Fueron a la entrada y se pusieron los zapatos. Julia e Ing-Marie estaban a punto de salir cuando Ing-Marie vio un cuadro en la pared, medio tapado debajo de una cazadora. La levantó y se encontró con las caras sonrientes de Mats y Klara Hunnevie. Eran mucho más jóvenes. Vestidos de boda. Estaban en un prado con las manos entrelazadas, volviendo la vista hacia atrás para mirar directamente a la cámara.

—Qué foto más bonita —dijo Ing-Marie al darse cuenta de que Klara Hunnevie estaba detrás de ella.

Ella no respondió.

—Y el marco es precioso —añadió Julia.

Klara arrugó la nariz.

—El marco está roto. Se cayó al suelo. Había pensado llevarlo a la tienda para cambiarlo, pero no encuentro el momento.

Las tres miraron el marco de madera de casi quince centímetros de grosor. Parecía de ébano, con un maravilloso dibujo de rosas tallado, pero en la esquina de abajo había saltado una astilla grande.

Klara Hunnevie resiguió la línea de las flores con los dedos.

—Pero es bonito, eso es cierto. Será por eso por lo que me resisto a tirarlo. Me gusta más el marco que la foto.
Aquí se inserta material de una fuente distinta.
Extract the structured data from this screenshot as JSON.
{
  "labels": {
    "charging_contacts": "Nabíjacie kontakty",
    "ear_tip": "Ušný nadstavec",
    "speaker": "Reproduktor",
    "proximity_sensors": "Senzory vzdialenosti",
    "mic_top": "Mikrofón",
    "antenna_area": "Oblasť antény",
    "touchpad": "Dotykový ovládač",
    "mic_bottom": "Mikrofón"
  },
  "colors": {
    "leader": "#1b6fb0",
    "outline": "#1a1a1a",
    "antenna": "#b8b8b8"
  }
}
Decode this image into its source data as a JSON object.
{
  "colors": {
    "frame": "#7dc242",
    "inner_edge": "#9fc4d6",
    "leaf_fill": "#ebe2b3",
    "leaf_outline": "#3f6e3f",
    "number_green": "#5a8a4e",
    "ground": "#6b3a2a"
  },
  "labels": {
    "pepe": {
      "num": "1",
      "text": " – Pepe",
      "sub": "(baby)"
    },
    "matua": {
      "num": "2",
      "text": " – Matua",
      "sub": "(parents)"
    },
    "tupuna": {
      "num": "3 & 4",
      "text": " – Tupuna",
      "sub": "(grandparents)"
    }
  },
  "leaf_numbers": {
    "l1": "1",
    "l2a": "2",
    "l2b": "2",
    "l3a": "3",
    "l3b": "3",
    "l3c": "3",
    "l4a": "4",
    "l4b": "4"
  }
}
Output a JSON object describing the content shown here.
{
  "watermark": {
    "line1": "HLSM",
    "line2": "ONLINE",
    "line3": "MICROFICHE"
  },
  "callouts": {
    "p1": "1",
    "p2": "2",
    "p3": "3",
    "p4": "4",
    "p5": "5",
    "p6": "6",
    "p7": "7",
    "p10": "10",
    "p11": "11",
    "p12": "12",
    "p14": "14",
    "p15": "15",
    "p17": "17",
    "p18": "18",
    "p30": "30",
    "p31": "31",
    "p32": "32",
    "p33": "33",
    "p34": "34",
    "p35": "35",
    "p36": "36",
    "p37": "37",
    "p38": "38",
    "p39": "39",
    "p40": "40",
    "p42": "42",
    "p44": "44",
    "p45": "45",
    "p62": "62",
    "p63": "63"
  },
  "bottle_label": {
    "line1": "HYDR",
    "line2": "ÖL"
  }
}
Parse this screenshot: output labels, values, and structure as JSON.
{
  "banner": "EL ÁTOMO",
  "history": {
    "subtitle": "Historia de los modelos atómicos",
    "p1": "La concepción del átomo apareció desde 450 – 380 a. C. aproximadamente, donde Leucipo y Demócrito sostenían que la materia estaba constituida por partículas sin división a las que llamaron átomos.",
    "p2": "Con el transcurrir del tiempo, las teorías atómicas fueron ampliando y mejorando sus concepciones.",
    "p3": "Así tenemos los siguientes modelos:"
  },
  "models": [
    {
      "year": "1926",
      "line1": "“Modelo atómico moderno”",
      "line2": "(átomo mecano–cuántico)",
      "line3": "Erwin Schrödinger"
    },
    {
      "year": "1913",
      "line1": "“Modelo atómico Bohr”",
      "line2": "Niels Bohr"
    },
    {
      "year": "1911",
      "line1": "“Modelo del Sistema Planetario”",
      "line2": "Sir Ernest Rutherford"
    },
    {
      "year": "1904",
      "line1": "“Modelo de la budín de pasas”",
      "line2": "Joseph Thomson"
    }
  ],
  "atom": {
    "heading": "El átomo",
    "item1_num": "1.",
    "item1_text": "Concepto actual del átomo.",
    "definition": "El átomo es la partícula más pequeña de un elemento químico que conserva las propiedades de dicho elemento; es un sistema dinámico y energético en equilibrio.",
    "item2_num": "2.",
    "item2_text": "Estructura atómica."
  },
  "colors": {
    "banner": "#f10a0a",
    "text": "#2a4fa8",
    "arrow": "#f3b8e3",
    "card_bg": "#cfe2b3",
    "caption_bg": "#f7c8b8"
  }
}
Ing-Marie y Julia salieron de la casa y caminaron en silencio hasta el coche. Vieron que entraba en la calle un coche de la policía y reconocieron el perfil de Anna Eiler en la ventanilla. Frenó y las miró airadamente antes de aparcar delante de la casa blanca de Klara Hunnevie.

—¿Vosotras no sois amigas? —preguntó Ing-Marie.

Vio que una sombra oscureció la cara de su colega.

—Por lo visto teníamos ideas totalmente diferentes de lo que significa la amistad —respondió Julia, sin más.

Ing-Marie la observó en silencio durante unos segundos.

—Qué lástima. Ahora necesitaríamos una buena fuente policial.

—Entonces busca una. Al fin y al cabo, tú eres la reportera criminalista.